At the top, we are setting an object with all of our major values for the SVG. At the top, they are easy to edit in the future if we need the graph a different size.

Right below that I’ve set a function that takes either of our two types of values (likes and comments), each of their maximum values, and calculates them against the height we’ve set for our scale above.

Then we call the d3.json function in order to parse the values of our flare.json. This will give us access to d3's extensive API for playing with the data.

d3.json("./scripts/flare.json", function(error, root) {

Below the variables, I’m looping through the data and making sure it’s in a format that I want it. The comments specifically are trouble because they have a string with the word “comments”, so I’m stripping that and making sure it’s converted to a real number, not just a string.

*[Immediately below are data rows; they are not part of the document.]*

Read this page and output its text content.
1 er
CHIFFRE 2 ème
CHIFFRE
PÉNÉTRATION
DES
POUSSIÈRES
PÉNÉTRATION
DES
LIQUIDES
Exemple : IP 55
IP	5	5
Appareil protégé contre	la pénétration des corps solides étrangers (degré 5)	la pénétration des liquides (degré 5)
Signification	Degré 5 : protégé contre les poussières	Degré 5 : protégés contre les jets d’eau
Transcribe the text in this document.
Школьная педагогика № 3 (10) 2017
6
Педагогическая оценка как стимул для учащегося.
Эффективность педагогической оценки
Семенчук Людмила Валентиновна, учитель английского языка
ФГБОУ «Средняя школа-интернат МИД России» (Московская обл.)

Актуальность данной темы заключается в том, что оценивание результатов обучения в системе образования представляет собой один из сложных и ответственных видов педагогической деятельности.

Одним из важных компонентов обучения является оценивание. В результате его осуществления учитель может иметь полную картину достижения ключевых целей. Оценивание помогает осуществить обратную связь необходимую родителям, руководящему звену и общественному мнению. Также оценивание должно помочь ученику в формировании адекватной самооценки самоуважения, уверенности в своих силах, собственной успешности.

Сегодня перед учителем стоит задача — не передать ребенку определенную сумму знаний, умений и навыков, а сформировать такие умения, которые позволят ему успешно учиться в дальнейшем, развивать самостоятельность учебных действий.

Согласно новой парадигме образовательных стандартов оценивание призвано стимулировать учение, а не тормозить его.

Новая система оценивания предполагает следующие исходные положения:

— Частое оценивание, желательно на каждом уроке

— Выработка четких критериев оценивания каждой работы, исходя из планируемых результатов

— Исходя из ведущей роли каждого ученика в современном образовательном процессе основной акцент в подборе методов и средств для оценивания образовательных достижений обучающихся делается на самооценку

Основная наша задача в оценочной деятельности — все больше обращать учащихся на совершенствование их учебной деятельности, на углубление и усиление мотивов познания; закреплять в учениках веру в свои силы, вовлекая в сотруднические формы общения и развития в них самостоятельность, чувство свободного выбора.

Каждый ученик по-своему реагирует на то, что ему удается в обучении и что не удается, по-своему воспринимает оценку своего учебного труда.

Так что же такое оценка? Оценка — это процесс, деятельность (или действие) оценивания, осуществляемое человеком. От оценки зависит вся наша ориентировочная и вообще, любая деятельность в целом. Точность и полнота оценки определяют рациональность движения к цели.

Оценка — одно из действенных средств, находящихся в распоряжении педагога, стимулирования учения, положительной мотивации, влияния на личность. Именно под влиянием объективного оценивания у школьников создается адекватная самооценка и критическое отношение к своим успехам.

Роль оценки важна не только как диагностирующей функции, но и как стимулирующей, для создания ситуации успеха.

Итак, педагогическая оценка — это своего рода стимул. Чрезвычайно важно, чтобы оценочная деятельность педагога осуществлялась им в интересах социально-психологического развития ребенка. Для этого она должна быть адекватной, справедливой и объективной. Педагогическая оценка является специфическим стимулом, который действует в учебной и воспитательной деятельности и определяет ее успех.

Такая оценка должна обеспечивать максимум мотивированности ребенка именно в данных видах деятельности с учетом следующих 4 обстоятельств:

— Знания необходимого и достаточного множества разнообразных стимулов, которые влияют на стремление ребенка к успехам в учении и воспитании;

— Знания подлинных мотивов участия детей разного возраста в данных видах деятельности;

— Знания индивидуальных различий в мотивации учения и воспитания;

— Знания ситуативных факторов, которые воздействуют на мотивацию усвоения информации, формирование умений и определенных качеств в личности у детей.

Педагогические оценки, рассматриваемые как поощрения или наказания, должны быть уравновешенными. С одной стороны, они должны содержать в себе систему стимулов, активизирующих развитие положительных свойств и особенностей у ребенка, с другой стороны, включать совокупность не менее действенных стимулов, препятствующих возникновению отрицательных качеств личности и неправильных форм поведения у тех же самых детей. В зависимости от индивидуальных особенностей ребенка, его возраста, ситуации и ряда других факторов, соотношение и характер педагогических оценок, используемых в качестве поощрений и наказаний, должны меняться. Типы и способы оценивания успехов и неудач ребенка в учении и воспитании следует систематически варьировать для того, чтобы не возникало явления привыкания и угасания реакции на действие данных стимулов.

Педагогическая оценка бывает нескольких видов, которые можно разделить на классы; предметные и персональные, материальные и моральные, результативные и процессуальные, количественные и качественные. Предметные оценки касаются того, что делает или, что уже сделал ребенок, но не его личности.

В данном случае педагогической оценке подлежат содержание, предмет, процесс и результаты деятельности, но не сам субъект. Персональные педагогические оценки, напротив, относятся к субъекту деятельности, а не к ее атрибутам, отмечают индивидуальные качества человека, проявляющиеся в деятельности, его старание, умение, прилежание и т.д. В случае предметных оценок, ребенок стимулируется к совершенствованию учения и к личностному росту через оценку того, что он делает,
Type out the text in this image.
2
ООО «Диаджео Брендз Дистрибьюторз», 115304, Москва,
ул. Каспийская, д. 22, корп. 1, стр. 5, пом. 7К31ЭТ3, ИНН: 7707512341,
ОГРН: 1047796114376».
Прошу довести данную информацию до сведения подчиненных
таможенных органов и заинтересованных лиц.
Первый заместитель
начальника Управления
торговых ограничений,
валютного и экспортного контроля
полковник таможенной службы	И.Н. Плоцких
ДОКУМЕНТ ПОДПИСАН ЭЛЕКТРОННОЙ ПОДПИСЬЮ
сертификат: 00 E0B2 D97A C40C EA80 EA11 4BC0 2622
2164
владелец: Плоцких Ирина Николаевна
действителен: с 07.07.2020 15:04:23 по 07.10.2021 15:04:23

children.forEach(function(data) {
data.name = data.name;
data.likes = +data.likes || 0;
data.comments = data.comments.split(' ')[0];
data.comments = +data.comments || 0;
});

I mentioned the maximum values earlier, well d3 has an easy helper function to grab this value as shown.

commentsMax = d3.max(children, function(d) { return d.comments; }),
likesMax = d3.max(children, function(d) { return d.likes; });

From there, we are building out the x and y axis for our graph using a number of helper functions from the d3 API. This includes d3.scale, d3.layout, and d3.svg.axis.

d3.scale permalink

With the linear scale, you asses your values on a [0–1] scale by default. We are setting it for 0 to the number of children in our data for the X-axis and 0 to the number of maximum “likes” in our data.

x = d3.scale.linear()
.domain([0, childrenLength])
.range([0, width]);

y = d3.scale.linear()
.domain([0, likesMax])
.range([height, 0])

d3.layout permalink

Layout helps you build your graph visually. There are a number of functions allowing you to stack, sort, and build with your data. There is a lot I still need to learn here, and I’m sure that I could have arranged my code even cleaner. Here we are making sure our graph is evenly spaced based on the amount of children our data has.

data = d3.layout.histogram()
.bins(x.ticks(childrenLength))
(children);

d3.svg.axis permalink

The axis function is just a quick way to build out the reference lines and ticks for any given graph. You can do this manually, but save yourself the headache.

xAxis = d3.svg.axis()
.scale(x)
.orient("bottom");

yAxis = d3.svg.axis()
.scale(y)
.orient("right");

From here, we are building out the graph as a series of SVG elements. Wrapping my head around the math needed for this took me most of the time that I spent on the project. I don’t have any real backgound with data analysis, so this was a fun test.

The last bit is some styling for our graph. Here comes the CSS.

body {
font-size: 10px;
}

rect,
.axis path,
.axis line
{
shape-rendering: crispEdges;
}

rect {
fill-opacity: .5;
fill: #e377c2;
}

rect.comments {
fill: #1f77b4;
}

.axis path,
.axis line
{
fill: none;
stroke: #000;
}

You should have something similar to the picture at the top of the post.

I’m heading off to vacation and fresh out of ideas for this blog. Give me a heads up if you want to see anything in particular. It doesn’t have to be Node based.